I did the same thing with cedars and man did they fill out nice. Didn't cost anything, I just yanked em out of the ground up north on my lot. Took 3-4 years to fill in but the birds love em and I have tons of privacy.


----------



## doublell (Feb 8, 2007)

Cedars are great so long as you don't have deer around. If you do good luck.


----------



## wallhd (Nov 14, 2010)

I've always liked the blue spruce. I planted about 120 around the property over the last few years. My first planting was with larger 3-4 foot trees but had poor results. Since then I plant only trees that have been grown in pots and have had great success.

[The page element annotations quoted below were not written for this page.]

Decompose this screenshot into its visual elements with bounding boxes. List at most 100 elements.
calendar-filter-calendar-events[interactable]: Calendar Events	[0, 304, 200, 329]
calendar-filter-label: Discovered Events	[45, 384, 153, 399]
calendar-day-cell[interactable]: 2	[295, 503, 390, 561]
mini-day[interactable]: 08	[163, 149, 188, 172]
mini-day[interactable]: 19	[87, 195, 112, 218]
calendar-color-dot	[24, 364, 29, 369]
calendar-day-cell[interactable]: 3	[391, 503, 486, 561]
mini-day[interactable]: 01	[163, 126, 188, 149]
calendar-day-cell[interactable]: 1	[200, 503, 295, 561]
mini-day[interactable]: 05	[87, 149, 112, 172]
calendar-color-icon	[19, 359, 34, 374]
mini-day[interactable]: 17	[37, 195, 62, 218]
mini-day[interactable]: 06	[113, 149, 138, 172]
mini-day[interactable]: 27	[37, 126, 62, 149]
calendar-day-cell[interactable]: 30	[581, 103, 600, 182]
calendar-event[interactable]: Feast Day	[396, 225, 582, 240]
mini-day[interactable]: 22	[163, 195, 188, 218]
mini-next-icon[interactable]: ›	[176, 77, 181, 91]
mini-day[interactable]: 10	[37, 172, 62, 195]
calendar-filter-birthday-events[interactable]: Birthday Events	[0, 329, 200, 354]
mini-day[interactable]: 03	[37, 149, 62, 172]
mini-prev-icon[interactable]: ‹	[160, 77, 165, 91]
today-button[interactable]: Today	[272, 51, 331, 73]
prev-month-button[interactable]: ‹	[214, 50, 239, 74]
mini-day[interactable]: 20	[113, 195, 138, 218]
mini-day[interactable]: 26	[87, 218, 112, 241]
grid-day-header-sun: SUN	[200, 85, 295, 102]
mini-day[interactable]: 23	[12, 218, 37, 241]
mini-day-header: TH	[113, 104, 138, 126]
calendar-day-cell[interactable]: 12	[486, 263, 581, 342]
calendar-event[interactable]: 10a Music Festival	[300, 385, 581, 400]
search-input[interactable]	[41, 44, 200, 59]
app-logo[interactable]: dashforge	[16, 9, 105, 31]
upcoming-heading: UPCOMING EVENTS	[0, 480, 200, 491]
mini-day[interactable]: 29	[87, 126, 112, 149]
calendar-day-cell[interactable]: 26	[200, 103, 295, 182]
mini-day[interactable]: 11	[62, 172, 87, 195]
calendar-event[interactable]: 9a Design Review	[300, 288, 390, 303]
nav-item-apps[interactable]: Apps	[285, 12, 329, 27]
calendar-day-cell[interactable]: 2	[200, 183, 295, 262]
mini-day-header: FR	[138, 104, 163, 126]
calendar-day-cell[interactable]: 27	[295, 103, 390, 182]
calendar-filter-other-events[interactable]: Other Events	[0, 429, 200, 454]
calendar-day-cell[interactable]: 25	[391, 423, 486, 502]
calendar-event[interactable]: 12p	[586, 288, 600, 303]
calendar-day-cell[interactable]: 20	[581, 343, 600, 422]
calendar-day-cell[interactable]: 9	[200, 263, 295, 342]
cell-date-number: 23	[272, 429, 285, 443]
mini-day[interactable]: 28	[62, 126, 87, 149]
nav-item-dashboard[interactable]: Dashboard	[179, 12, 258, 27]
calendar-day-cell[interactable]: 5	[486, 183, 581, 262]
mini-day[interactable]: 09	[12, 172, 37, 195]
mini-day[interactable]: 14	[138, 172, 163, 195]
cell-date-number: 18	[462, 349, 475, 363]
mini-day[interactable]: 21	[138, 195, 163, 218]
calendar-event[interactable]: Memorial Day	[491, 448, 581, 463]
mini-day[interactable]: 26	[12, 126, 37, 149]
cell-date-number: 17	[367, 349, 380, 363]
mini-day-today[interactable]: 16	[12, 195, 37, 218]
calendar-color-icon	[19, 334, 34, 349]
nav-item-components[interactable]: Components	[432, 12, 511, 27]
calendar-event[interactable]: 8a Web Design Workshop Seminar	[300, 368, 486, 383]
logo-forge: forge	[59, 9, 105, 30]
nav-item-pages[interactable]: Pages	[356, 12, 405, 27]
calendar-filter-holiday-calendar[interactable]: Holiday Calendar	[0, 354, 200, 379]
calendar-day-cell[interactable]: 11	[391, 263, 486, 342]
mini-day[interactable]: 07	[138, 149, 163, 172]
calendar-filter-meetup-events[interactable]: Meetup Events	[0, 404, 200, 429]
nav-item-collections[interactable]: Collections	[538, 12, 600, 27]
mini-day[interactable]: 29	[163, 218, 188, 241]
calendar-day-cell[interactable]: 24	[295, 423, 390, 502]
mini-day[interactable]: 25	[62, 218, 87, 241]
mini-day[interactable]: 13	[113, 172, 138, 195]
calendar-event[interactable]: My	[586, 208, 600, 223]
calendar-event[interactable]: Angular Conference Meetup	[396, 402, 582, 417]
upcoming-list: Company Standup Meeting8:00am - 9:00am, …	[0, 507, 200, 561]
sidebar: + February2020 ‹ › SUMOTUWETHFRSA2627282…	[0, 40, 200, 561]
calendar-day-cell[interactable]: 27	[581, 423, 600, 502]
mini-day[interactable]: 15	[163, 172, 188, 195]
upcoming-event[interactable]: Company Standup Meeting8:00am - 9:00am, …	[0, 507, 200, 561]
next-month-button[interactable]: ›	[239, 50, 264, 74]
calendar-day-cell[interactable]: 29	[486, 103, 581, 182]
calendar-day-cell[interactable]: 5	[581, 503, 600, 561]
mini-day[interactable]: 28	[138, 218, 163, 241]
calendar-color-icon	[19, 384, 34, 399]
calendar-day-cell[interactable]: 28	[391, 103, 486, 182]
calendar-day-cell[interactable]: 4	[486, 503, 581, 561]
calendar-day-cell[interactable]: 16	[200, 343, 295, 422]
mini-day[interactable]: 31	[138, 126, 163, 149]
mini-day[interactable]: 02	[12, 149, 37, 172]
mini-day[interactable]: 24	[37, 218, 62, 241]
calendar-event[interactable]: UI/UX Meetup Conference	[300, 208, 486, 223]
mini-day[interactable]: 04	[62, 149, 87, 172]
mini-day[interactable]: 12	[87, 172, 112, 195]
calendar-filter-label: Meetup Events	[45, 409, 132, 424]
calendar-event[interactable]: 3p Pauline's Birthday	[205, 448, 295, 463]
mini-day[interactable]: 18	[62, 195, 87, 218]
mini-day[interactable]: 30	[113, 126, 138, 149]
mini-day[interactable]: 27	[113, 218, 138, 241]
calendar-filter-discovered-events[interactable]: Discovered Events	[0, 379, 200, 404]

Good luck.


----------



## radiohead (Apr 11, 2006)

I was actually looking at Blue Spruces last night and they seem to be exactly what I am looking for.



wallhd said:


> I've always liked the blue spruce. I planted about 120 around the property over the last few years. My first planting was with larger 3-4 foot trees but had poor results. Since then I plant only trees that have been grown in pots and have had great success. Good luck.


----------



## sourdough44 (Mar 2, 2008)

Norway Spruce are worth a look also. The best time to plant is very early Spring.


----------



## neazor91 (Aug 4, 2008)

I planted blue spruce on the north side of my property about 15 years ago. They now make a great privacy barrier. They are very full and tall. I planted austrian pine on the east side . Stay away from them. They,re all dying after growing to 20+ ft. I'd stay with the spruce if your soil is right. Good luck.
Mike


----------